Sunday, December 6, 2015

Ignorance is bliss. knowledge is torture.

seeking to know what others don't is not a flaw in my character. it is a weakness i posess. knowledge is somthing i use to kill a fear i have.

i fear the unknown.

if i fill that unknown with information i know now it comes across like i am a "know it all"

truth is i learn as much about the topics that fills the void that the unknown leaves in my heart.

it also drives women away from me.

today i admited to my care giver that in my spare time when i was a kid that i would read the encyclopedia cover to cover.

i also told her that it mainly is useless knowledge since even if i was to recite it no one would believe me because of my schizophrenia.

when i was in the hospitable being treated for my schizophrenia for the first time i was unable to explain what really was going on in my head. all the information that i acquired at that time was making sense to only me. and no one else.

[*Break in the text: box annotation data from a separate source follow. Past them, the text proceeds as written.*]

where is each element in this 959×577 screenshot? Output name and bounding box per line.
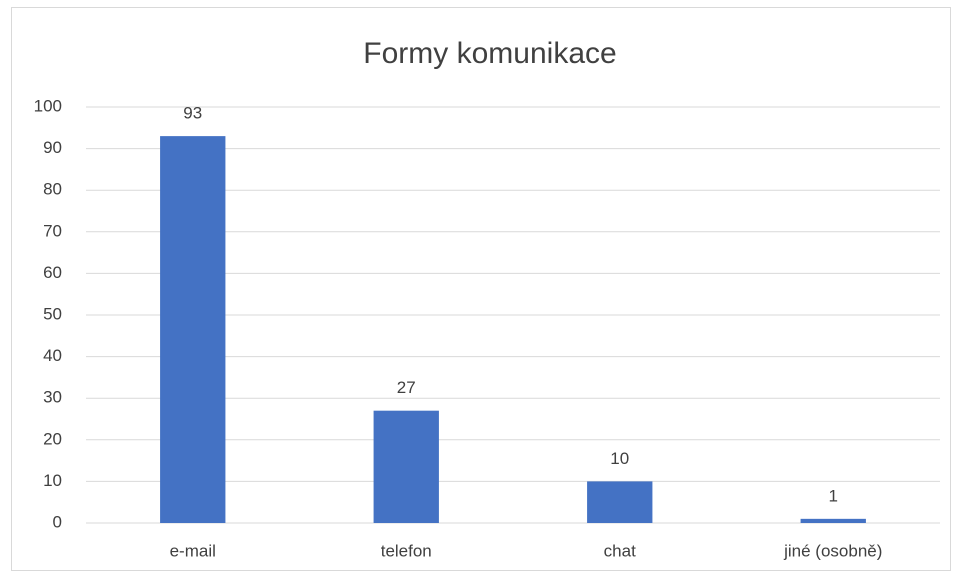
bar — [373, 410, 439, 523]
y-tick-label: 20 — [43, 429, 62, 448]
y-tick-label: 80 — [43, 180, 62, 199]
chart-border — [11, 7, 951, 571]
x-tick-label: e-mail — [170, 541, 216, 560]
y-tick-label: 10 — [43, 471, 62, 490]
y-tick-label: 60 — [43, 263, 62, 282]
y-tick-label: 90 — [43, 138, 62, 157]
x-tick-label: chat — [604, 541, 636, 560]
x-tick-label: jiné (osobně) — [783, 541, 882, 560]
x-tick-label: telefon — [381, 541, 432, 560]
y-tick-label: 0 — [53, 512, 62, 531]
bar — [587, 481, 653, 523]
chart-title: Formy komunikace — [363, 37, 616, 70]
data-label: 93 — [183, 104, 202, 123]
data-label: 1 — [829, 486, 838, 505]
y-tick-label: 100 — [34, 96, 62, 115]
bar — [160, 136, 226, 523]
y-tick-label: 50 — [43, 304, 62, 323]
bar — [800, 518, 866, 523]
data-label: 10 — [610, 449, 629, 468]
y-tick-label: 30 — [43, 388, 62, 407]
y-tick-label: 70 — [43, 221, 62, 240]
y-tick-label: 40 — [43, 346, 62, 365]
data-label: 27 — [397, 378, 416, 397]
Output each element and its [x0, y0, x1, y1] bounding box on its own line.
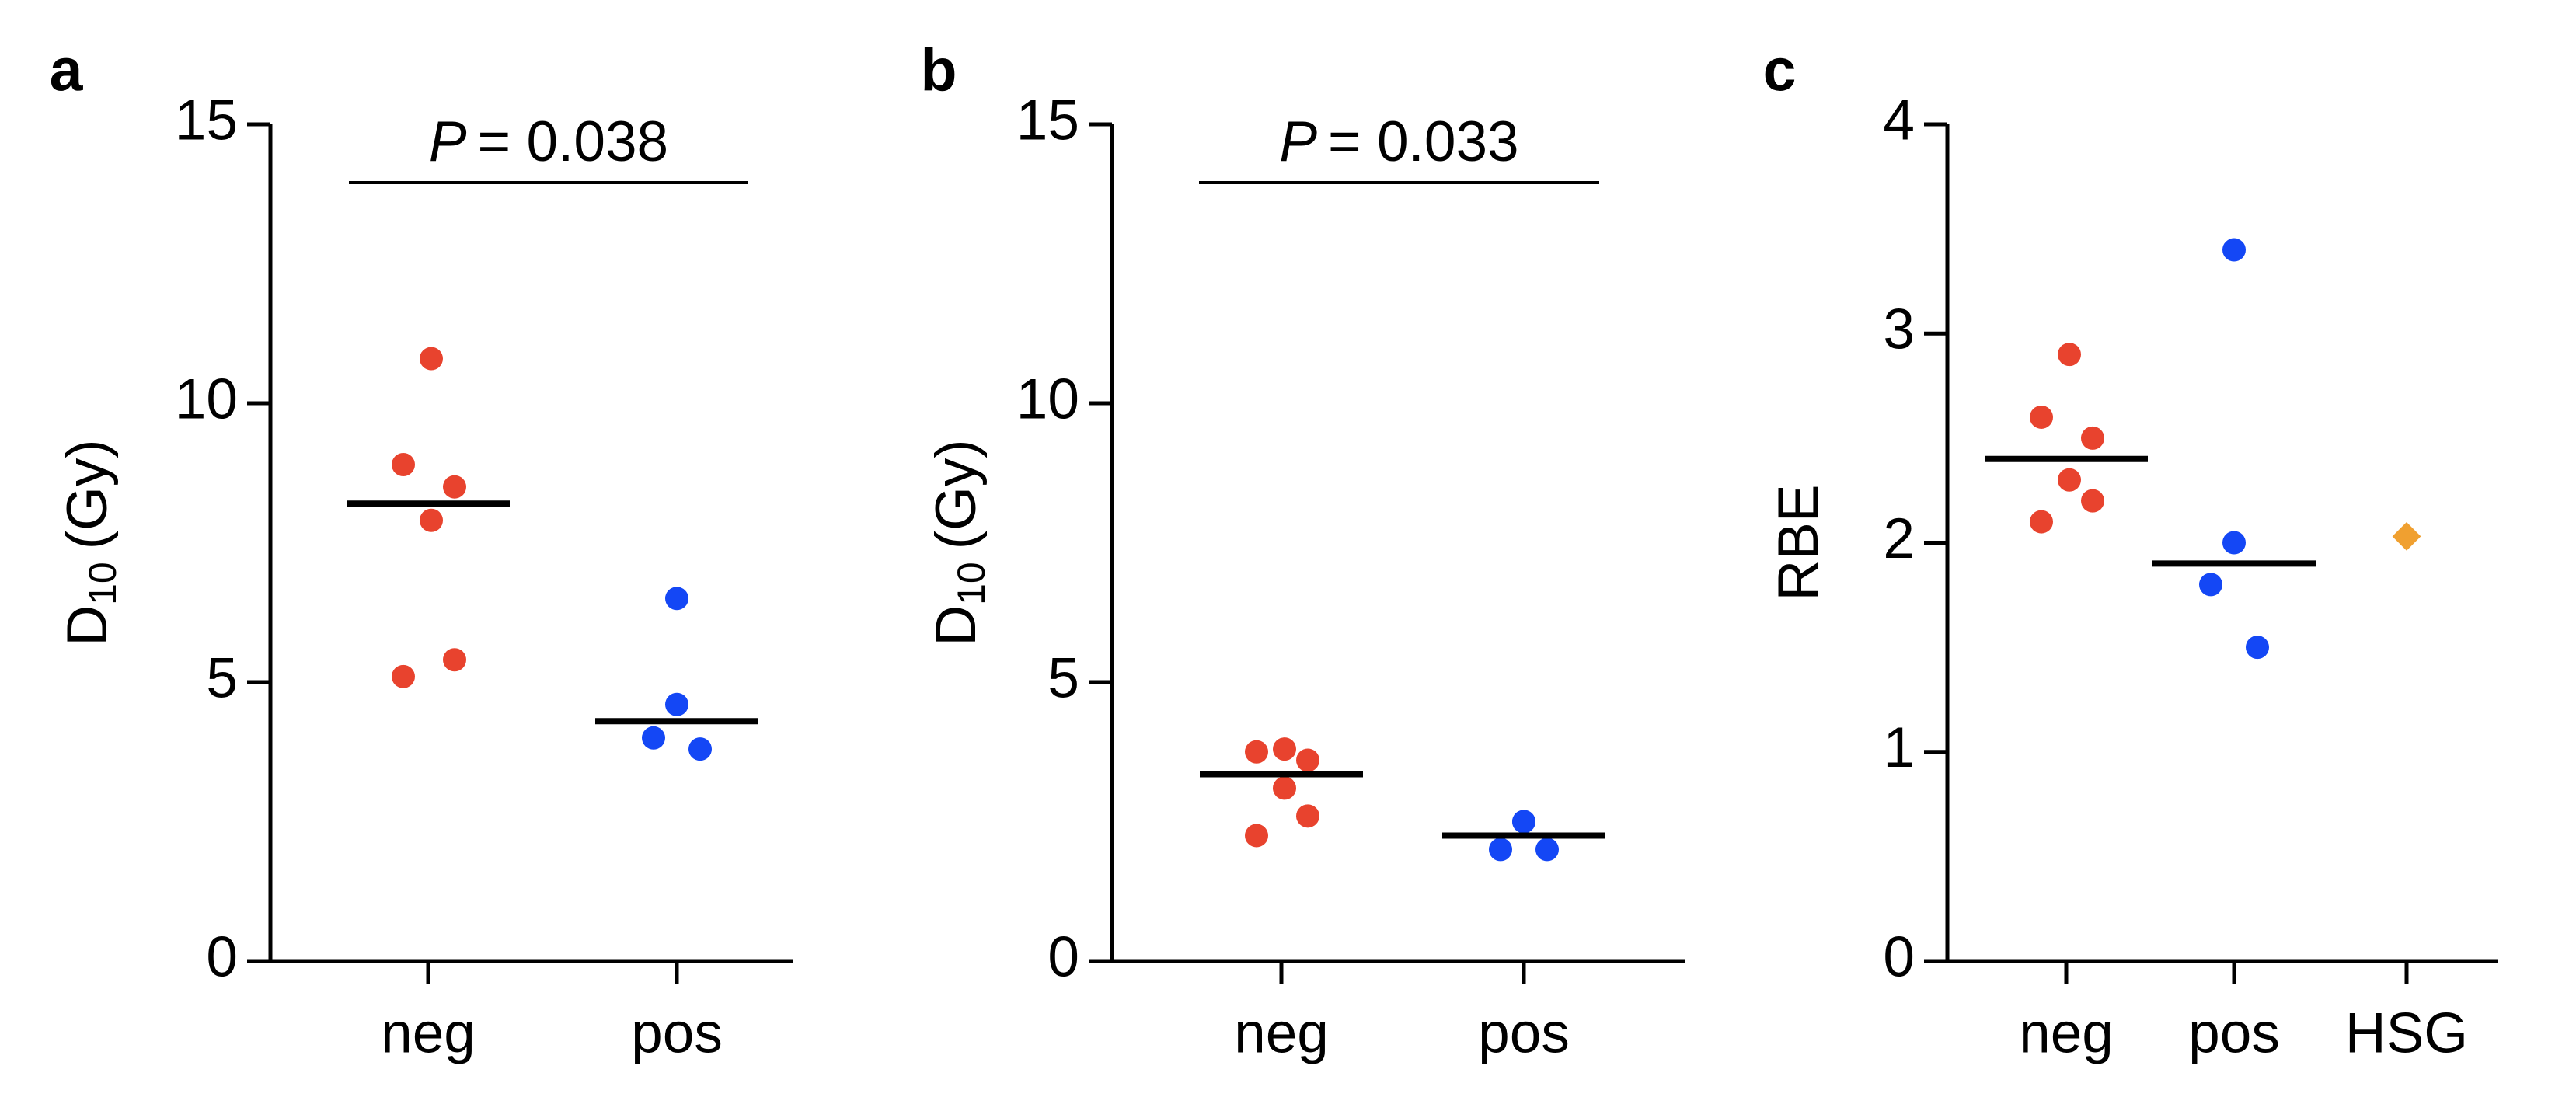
- data-point: [2246, 636, 2269, 660]
- y-tick-label: 5: [1047, 646, 1079, 709]
- x-tick-label: pos: [631, 1001, 723, 1064]
- data-point: [1489, 838, 1512, 862]
- y-label-unit: (Gy): [925, 439, 988, 549]
- p-symbol: P: [429, 110, 467, 173]
- x-tick-label: neg: [381, 1001, 476, 1064]
- x-tick-label: HSG: [2345, 1001, 2468, 1064]
- y-axis-label: RBE: [1767, 484, 1830, 601]
- data-point: [443, 475, 466, 499]
- y-axis-label: D10 (Gy): [925, 439, 993, 646]
- data-point: [1273, 737, 1296, 761]
- data-point: [2199, 573, 2222, 597]
- data-point: [392, 452, 415, 476]
- y-tick-label: 5: [206, 646, 238, 709]
- data-point: [665, 692, 688, 716]
- p-value: P = 0.033: [1279, 110, 1518, 173]
- y-label-sub: 10: [81, 562, 124, 605]
- data-point: [2058, 343, 2081, 367]
- data-point: [2222, 531, 2246, 555]
- data-point: [688, 737, 712, 761]
- data-point: [2222, 238, 2246, 262]
- y-tick-label: 0: [206, 925, 238, 988]
- y-tick-label: 15: [1016, 89, 1079, 152]
- data-point: [2030, 510, 2053, 534]
- y-label-main: D: [56, 605, 119, 646]
- y-axis-label: D10 (Gy): [56, 439, 124, 646]
- data-point: [1535, 838, 1559, 862]
- p-value: P = 0.038: [429, 110, 668, 173]
- y-tick-label: 3: [1883, 298, 1915, 361]
- y-label-main: RBE: [1767, 484, 1830, 601]
- panel-label: b: [920, 37, 957, 103]
- data-point: [2392, 522, 2421, 551]
- data-point: [1296, 804, 1319, 828]
- y-label-sub: 10: [950, 562, 993, 605]
- p-text: = 0.033: [1328, 110, 1519, 173]
- y-tick-label: 10: [175, 367, 238, 430]
- data-point: [392, 664, 415, 688]
- y-tick-label: 15: [175, 89, 238, 152]
- x-tick-label: neg: [1234, 1001, 1329, 1064]
- data-point: [1296, 748, 1319, 772]
- y-tick-label: 1: [1883, 716, 1915, 779]
- y-label-unit: (Gy): [56, 439, 119, 549]
- data-point: [420, 508, 443, 532]
- y-tick-label: 10: [1016, 367, 1079, 430]
- panel-label: c: [1763, 37, 1797, 103]
- data-point: [443, 648, 466, 672]
- p-text: = 0.038: [478, 110, 669, 173]
- x-tick-label: neg: [2019, 1001, 2114, 1064]
- y-tick-label: 4: [1883, 89, 1915, 152]
- data-point: [2030, 405, 2053, 429]
- panel: c 0 1 2 3 4 RBE neg pos HSG: [1763, 37, 2498, 1064]
- data-point: [1245, 740, 1268, 764]
- data-point: [2081, 489, 2104, 513]
- panel-label: a: [50, 37, 84, 103]
- data-point: [1512, 810, 1535, 834]
- x-tick-label: pos: [2188, 1001, 2280, 1064]
- x-tick-label: pos: [1478, 1001, 1570, 1064]
- y-tick-label: 0: [1883, 925, 1915, 988]
- data-point: [420, 347, 443, 371]
- data-point: [2081, 426, 2104, 450]
- data-point: [642, 726, 665, 750]
- data-point: [2058, 468, 2081, 492]
- y-label-main: D: [925, 605, 988, 646]
- data-point: [1273, 776, 1296, 800]
- y-tick-label: 2: [1883, 507, 1915, 570]
- p-symbol: P: [1279, 110, 1317, 173]
- data-point: [1245, 824, 1268, 848]
- y-tick-label: 0: [1047, 925, 1079, 988]
- data-point: [665, 587, 688, 611]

it was like i was tapped into a direct 2 way communication with the creator of this universe. and i was able to feed into what he wanted me to do with the rest of my life on earth.


i told her about the encyclopedia because she was doubting even the most basic of facts that came from my mouth. that some "dolphins are smarter than chimps."

she responded "dolphins are not animals they are fish"

this got me thinking last night. either she is sadly brainwashed. or i misinterpreted what she said.

i followed up with the statement that dolphins are mammals . not fish. and that fish are also animals. too.

to this i got no response. but it left me thinking that what is the point of having knowledge about the creation if the creatures in it care not about a thing that is around them.

it also scared me a little.

if only i could reestablish that 2 way communication i had as a teen. i could tell him i am done trying to help those who don't want to be helped. and ask him why i am still here.

but now i realize i still have one unmet goal.in life.

i know that is the reason i am still here.

AMANDA.

other than that i am done with this life.